Azumi will take charge of Japan’s currency and fiscal policies at a time when the world’s third-biggest economy grapples with the yen’s sharp appreciation and a public debt twice the size of its $5 trillion economy.
-- The lineup of the new cabinet is expected to be announced on Friday by Yoshihiko Noda, 54, who was voted in by parliament as prime minister this week, becoming the nation’s sixth leader in five years.
-- Noda, himself finance minister from June 2010 in the previous administration, backed a government proposal to double the 5 percent sales tax by the middle of the decade to fund bulging social security costs and curb massive public debt.
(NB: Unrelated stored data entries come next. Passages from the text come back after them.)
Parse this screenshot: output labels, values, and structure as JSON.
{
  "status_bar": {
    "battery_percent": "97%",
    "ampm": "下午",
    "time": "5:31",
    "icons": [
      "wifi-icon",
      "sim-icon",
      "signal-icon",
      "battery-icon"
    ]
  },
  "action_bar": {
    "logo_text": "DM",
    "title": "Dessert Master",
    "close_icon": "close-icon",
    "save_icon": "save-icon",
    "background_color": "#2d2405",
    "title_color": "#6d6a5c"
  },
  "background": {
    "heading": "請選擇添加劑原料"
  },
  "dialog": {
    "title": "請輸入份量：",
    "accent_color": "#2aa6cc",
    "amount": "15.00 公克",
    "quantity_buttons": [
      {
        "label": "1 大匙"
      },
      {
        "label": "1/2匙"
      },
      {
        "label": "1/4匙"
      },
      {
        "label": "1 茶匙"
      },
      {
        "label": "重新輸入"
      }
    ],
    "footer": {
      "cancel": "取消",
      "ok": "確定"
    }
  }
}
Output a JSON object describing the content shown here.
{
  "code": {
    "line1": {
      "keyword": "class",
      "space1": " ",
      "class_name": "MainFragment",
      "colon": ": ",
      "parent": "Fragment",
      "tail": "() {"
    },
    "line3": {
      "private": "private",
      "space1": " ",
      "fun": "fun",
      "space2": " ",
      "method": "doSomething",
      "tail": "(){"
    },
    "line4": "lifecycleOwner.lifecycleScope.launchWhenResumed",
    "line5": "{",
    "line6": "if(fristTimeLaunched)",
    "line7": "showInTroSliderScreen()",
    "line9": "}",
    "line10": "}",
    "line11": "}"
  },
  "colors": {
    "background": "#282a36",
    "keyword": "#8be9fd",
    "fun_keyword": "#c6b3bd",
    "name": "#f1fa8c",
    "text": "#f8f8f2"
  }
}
-- Katsuya Okada, a fiscal hawk who held the party’s No.2 post, turned down Noda’s request to take over the crucial financial portfolio, public broadcaster NHK reported earlier.
AYAKO SERA, MARKET ECONOMIST, SUMITOMO TRUST AND BANKING, TOKYO
”He (Azumi) has not made many comments about intervention or fiscal policies so his basic policy stance is not clear.
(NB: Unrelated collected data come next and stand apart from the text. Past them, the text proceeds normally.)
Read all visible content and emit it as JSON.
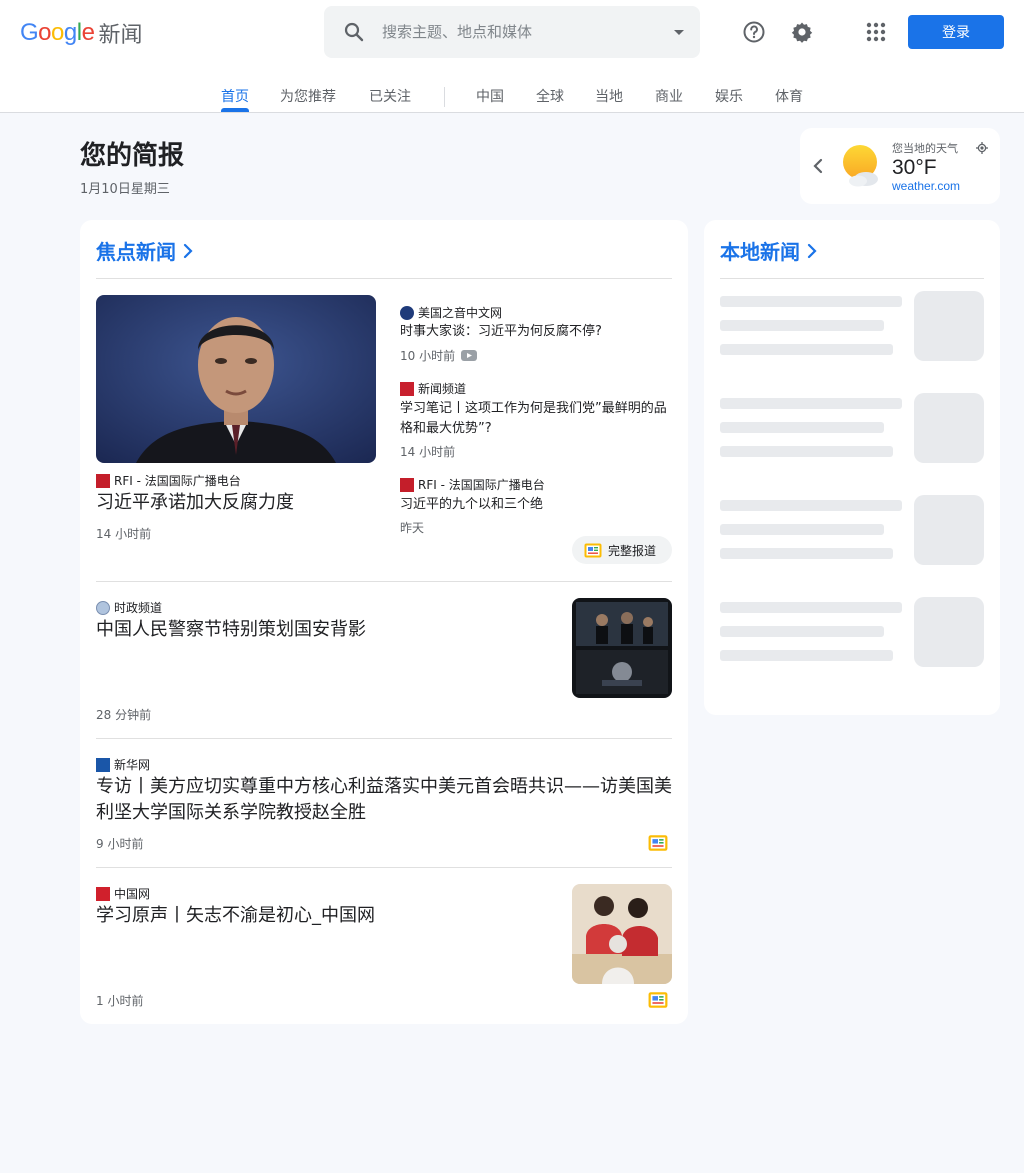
{
  "header": {
    "logo_google": "Google",
    "logo_suffix": "新闻",
    "search_placeholder": "搜索主题、地点和媒体",
    "signin_label": "登录"
  },
  "tabs": [
    {
      "label": "首页"
    },
    {
      "label": "为您推荐"
    },
    {
      "label": "已关注"
    },
    {
      "label": "中国"
    },
    {
      "label": "全球"
    },
    {
      "label": "当地"
    },
    {
      "label": "商业"
    },
    {
      "label": "娱乐"
    },
    {
      "label": "体育"
    }
  ],
  "briefing": {
    "title": "您的简报",
    "date": "1月10日星期三"
  },
  "weather": {
    "label": "您当地的天气",
    "temp": "30°F",
    "source": "weather.com"
  },
  "top_stories": {
    "title": "焦点新闻",
    "featured": {
      "source": "RFI - 法国国际广播电台",
      "headline": "习近平承诺加大反腐力度",
      "time": "14 小时前"
    },
    "related": [
      {
        "source": "美国之音中文网",
        "headline": "时事大家谈：习近平为何反腐不停?",
        "time": "10 小时前"
      },
      {
        "source": "新闻频道",
        "headline": "学习笔记丨这项工作为何是我们党”最鲜明的品格和最大优势”?",
        "time": "14 小时前"
      },
      {
        "source": "RFI - 法国国际广播电台",
        "headline": "习近平的九个以和三个绝",
        "time": "昨天"
      }
    ],
    "full_coverage_label": "完整报道",
    "stories": [
      {
        "source": "时政频道",
        "headline": "中国人民警察节特别策划国安背影",
        "time": "28 分钟前"
      },
      {
        "source": "新华网",
        "headline": "专访丨美方应切实尊重中方核心利益落实中美元首会晤共识——访美国美利坚大学国际关系学院教授赵全胜",
        "time": "9 小时前"
      },
      {
        "source": "中国网",
        "headline": "学习原声丨矢志不渝是初心_中国网",
        "time": "1 小时前"
      }
    ]
  },
  "local_news": {
    "title": "本地新闻"
  },
  "colors": {
    "accent": "#1a73e8",
    "background": "#f6f8fc"
  }
}
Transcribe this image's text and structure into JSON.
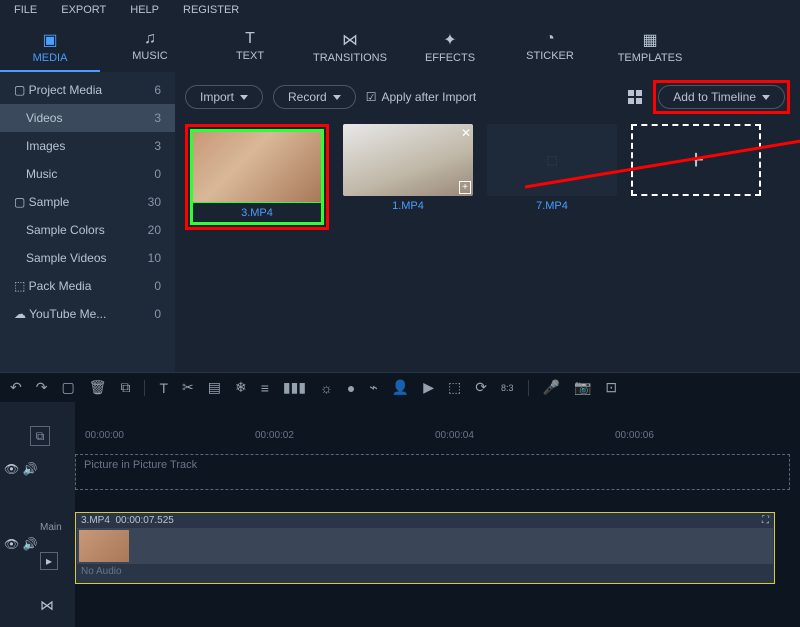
{
  "menu": {
    "file": "FILE",
    "export": "EXPORT",
    "help": "HELP",
    "register": "REGISTER"
  },
  "tabs": [
    {
      "label": "MEDIA",
      "icon": "image-stack-icon"
    },
    {
      "label": "MUSIC",
      "icon": "music-note-icon"
    },
    {
      "label": "TEXT",
      "icon": "text-icon"
    },
    {
      "label": "TRANSITIONS",
      "icon": "bowtie-icon"
    },
    {
      "label": "EFFECTS",
      "icon": "sparkle-icon"
    },
    {
      "label": "STICKER",
      "icon": "clock-icon"
    },
    {
      "label": "TEMPLATES",
      "icon": "grid-icon"
    }
  ],
  "sidebar": {
    "items": [
      {
        "label": "Project Media",
        "count": "6",
        "icon": "folder"
      },
      {
        "label": "Videos",
        "count": "3"
      },
      {
        "label": "Images",
        "count": "3"
      },
      {
        "label": "Music",
        "count": "0"
      },
      {
        "label": "Sample",
        "count": "30",
        "icon": "folder"
      },
      {
        "label": "Sample Colors",
        "count": "20"
      },
      {
        "label": "Sample Videos",
        "count": "10"
      },
      {
        "label": "Pack Media",
        "count": "0",
        "icon": "box"
      },
      {
        "label": "YouTube Me...",
        "count": "0",
        "icon": "cloud"
      }
    ]
  },
  "toolbar": {
    "import": "Import",
    "record": "Record",
    "apply": "Apply after Import",
    "addtl": "Add to Timeline"
  },
  "thumbs": [
    {
      "label": "3.MP4"
    },
    {
      "label": "1.MP4"
    },
    {
      "label": "7.MP4"
    }
  ],
  "addcard": "+",
  "ruler": [
    "00:00:00",
    "00:00:02",
    "00:00:04",
    "00:00:06"
  ],
  "pip": "Picture in Picture Track",
  "clip": {
    "name": "3.MP4",
    "dur": "00:00:07.525",
    "noaudio": "No Audio"
  },
  "tracks": {
    "main": "Main"
  }
}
The key would be how well he could manage and work with the bureaucrats because of the friction the party has created with bureaucrats. Azumi has appeared on media and leaves an impression as a very intelligent person, so there is a risk that he might pursue his own path without sufficiently consulting others.”
JESPER KOLL, DIRECTOR OF EQUITIES RESEARCH AT JPMORGAN, TOKYO
“Noda’s strong hold is the finance ministry. Assuming he is going to leverage that, no politician wants the job because fiscal, budget and tax policy are going to be led by the prime minister. Whomever Noda nominates, the finance minister will likely be a ‘yes-man’ for Mr Noda.”
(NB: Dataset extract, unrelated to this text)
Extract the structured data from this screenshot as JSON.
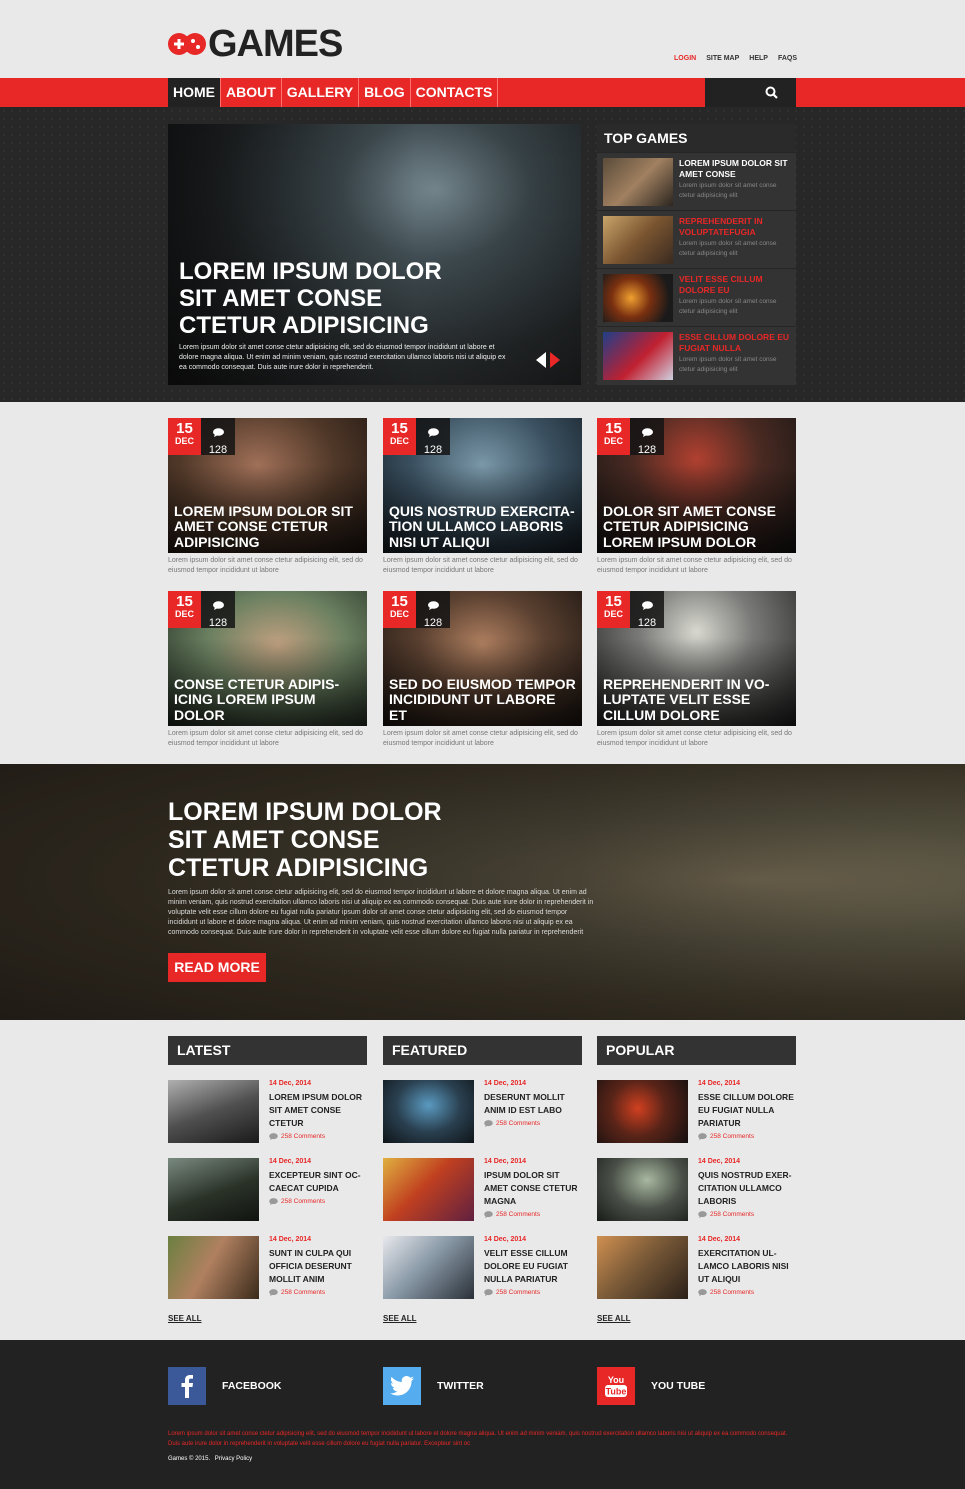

-- Noda has said Japan will need to raise taxes temporarily to help pay for rebuilding from the devastating March 11 tsunami. But he has grown more cautious about the timing of any rises, saying economic growth and fiscal reform are both vital.
-- Noda has promised firm steps including intervention against excessive and rapid currency moves and wants to work closely with the Bank of Japan.
-- The new administration will have to cope with a resurgent yen that threatens exports, forge a new energy policy while ending the worst nuclear crisis since Chernobyl.
-- The Democrats swept to power two years ago promising to change how Japan is ruled. But the party quickly lost momentum, dogged by internal divisions and a hung parliament as its novice team confronted the global financial crisis. The March disaster left 20,000 dead or missing and has pushed the economy back into recession.
-- Moody’s Investors Service cut Japan’s sovereign credit rating on August 24 citing a buildup of public debt and a lack of leadership and a long-term strategy to cope with its fiscal challenges.